Background: Metal-on-metal total hip resurfacing arthroplasty has been associated with excellent early results in patients who are younger than sixty years of age, but it remains controversial whether this procedure is appropriate in older patients. The purpose of the present study was to compare the clinical and radiographic outcomes after hip resurfacing in two cohorts of patients: those who were sixty years of age or older, and those who were younger than sixty years of age.
Methods: Between November 2002 and August 2005, thirty-five patients (forty hips) who were sixty years of age or older were managed with metal-on-metal total hip resurfacing arthroplasty. The outcomes of these patients were compared with those of 130 patients (153 hips) who were younger than sixty years of age but otherwise had similar preoperative parameters and who had resurfacing arthroplasty performed during the same time interval and by the same surgeon. We evaluated Harris hip scores, Short Form-12 scores, and complications as well as radiographic alignment and radiolucencies.

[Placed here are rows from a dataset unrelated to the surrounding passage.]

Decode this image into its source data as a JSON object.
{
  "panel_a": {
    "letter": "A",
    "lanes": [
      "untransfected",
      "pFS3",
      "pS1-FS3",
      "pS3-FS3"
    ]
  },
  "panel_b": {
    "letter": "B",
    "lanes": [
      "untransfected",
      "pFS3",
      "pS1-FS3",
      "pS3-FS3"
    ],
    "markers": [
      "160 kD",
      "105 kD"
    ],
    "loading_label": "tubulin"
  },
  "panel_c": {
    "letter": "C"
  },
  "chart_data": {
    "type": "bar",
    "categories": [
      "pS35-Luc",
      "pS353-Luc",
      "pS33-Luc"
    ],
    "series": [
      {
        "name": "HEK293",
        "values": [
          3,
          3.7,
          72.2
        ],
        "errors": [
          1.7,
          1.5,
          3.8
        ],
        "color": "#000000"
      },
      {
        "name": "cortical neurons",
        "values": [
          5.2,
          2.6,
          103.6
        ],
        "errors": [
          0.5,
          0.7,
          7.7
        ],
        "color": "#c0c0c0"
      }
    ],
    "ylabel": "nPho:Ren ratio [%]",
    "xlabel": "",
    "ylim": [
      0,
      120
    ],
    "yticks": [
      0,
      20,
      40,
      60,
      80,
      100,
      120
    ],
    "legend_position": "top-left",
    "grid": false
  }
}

Results: At a mean follow-up time of thirty-six months, the mean Harris hip scores improved from 52 points to 94 points in the older patient cohort and from 53 points to 92 points in the younger patient cohort. The final Short Form-12 scores of the two groups were also similar. Two patients who were sixty years or older and five of the younger patients required conversion to a conventional total hip arthroplasty. Femoral neck fracture was the reason for one conversion in each group. There were no impending radiographic failures in either cohort.
Conclusions: Although national registries indicate that the risk of femoral neck fracture is higher in older patients, the present study found that these patients had excellent clinical outcomes that were similar to those of patients who were younger. We await longer follow-up results to determine further outcomes in these patients.
Level of Evidence: Prognostic Level II. See Instructions to Authors for a complete description of levels of evidence.